The food has two AA Rosettes. Head chef Giles Lee came from L'Ortolan at Shinfield and the French Horn at Sonning, both three-Rosette kitchens, which is a lot of pedigree for a village of 500 people. The menu is seasonal, organic and mostly local: the Sunday roast, a steak and mushroom pie, salmon, raspberry bread pudding. On Sundays you can order a whole joint of beef, pork or lamb carved at the table for six or more, if you ask three days ahead. Book a Sunday table two weeks out. Hook Norton Best is brewed nearby and kept on tap. Dogs are welcome in the bar, with bowls provided, though not in the restaurant.

The Sunday Times called it "the classic English country pub that one always hopes to find but seldom does." A visitor put it more plainly: "a lovely old pub in a lovely village."

The village shop closed in 2006, along with the post office. It took nearly ten years, over £350,000 raised — 80 percent of it locally — and more than 300 villagers to open a new one. The Bledington Community Shop and Café is owned by over 360 residents and run by volunteers. The café opened in November 2019.

The Church of St Leonard is the only Grade I building here, out of 32 listed in the parish. It is twelfth-century in origin, much rebuilt in the late fifteenth. The north nave wall holds a fine collection of medieval stained glass, one window dated 1470, with the donors' names still in the glass. The font is a Norman tub.
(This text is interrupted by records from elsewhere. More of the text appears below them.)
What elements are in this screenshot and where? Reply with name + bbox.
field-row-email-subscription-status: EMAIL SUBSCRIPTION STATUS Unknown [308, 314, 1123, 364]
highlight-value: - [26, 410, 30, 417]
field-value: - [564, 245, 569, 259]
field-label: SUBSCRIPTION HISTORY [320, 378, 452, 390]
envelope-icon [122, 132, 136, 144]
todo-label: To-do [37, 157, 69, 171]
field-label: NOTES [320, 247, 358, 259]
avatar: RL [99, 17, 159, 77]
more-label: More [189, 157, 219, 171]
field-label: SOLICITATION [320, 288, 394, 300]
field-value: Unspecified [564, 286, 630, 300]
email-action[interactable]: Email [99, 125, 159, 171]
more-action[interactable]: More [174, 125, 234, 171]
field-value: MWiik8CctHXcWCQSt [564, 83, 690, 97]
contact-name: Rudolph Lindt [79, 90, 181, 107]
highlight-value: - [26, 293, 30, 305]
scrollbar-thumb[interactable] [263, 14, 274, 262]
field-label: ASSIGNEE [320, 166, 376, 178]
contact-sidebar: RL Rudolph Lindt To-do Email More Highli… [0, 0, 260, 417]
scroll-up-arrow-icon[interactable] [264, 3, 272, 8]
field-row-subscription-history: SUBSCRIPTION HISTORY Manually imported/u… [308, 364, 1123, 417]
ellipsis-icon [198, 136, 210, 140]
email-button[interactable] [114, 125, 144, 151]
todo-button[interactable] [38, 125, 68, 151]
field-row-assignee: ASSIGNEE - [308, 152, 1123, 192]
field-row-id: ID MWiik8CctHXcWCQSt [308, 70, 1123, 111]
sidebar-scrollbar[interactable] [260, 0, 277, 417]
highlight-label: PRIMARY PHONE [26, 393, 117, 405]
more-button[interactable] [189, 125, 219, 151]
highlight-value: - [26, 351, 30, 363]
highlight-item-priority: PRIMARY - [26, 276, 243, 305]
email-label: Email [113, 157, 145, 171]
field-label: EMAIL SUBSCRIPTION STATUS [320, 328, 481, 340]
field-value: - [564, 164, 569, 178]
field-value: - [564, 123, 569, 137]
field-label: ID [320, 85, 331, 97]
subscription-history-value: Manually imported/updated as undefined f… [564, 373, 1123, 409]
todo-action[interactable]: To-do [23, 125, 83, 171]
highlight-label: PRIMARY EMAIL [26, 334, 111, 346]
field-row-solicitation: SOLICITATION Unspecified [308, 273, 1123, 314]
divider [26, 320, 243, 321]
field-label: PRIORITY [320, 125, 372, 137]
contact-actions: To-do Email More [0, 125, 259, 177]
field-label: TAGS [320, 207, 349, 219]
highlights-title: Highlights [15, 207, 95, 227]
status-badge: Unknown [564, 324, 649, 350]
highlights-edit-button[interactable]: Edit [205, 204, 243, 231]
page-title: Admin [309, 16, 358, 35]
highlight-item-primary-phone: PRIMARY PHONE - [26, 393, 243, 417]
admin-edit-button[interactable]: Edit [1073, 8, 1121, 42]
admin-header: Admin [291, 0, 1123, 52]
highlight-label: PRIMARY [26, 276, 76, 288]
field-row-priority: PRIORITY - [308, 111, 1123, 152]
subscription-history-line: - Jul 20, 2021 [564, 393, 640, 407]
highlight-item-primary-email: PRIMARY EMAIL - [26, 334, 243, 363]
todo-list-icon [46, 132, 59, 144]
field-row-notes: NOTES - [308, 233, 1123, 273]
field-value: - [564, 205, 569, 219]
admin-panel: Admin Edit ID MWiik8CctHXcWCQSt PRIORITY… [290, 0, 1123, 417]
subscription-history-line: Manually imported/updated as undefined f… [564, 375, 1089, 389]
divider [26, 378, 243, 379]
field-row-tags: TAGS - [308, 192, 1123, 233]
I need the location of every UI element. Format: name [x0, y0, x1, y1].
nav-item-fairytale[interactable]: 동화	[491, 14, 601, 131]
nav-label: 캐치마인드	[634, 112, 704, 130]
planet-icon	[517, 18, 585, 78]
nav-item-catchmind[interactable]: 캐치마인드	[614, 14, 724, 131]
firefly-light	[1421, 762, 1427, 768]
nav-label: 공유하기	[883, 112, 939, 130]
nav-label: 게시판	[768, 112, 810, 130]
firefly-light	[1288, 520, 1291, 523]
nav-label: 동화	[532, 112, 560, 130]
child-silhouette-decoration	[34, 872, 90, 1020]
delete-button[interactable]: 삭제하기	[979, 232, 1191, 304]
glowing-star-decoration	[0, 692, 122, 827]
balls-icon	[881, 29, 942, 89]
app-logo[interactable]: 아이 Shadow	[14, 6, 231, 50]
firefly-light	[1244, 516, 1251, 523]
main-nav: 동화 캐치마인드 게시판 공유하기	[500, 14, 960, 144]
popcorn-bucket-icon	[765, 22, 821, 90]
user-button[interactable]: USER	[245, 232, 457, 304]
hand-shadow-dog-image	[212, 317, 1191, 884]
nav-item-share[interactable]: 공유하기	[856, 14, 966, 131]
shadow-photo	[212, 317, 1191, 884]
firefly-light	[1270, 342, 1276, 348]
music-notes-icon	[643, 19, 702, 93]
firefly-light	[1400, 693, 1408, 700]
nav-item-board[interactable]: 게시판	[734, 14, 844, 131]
There are six bells, and one cast in 1639 reads "We are the bells of Bledington and Charles is our King."

Bledington gives its name to a distinct style of Cotswold Morris dancing, collected by Cecil Sharp — around thirty dances, nearly all of them with handkerchiefs. Nobody had performed them locally since 1960.

Kingham station is a mile or so away, roughly an hour and a quarter from Paddington, and the B4450 runs through toward Chipping Norton. Daylesford Organic is two miles off, Stow ten minutes. Foxholes Nature Reserve, ancient woodland, is within walking distance, and footpaths follow the Evenlode through flat water meadows.

In the Domesday Book the surveyors counted eight villagers, a mill, and thirty acres of meadow, and valued the whole place at three pounds. It had been worth four twenty years earlier.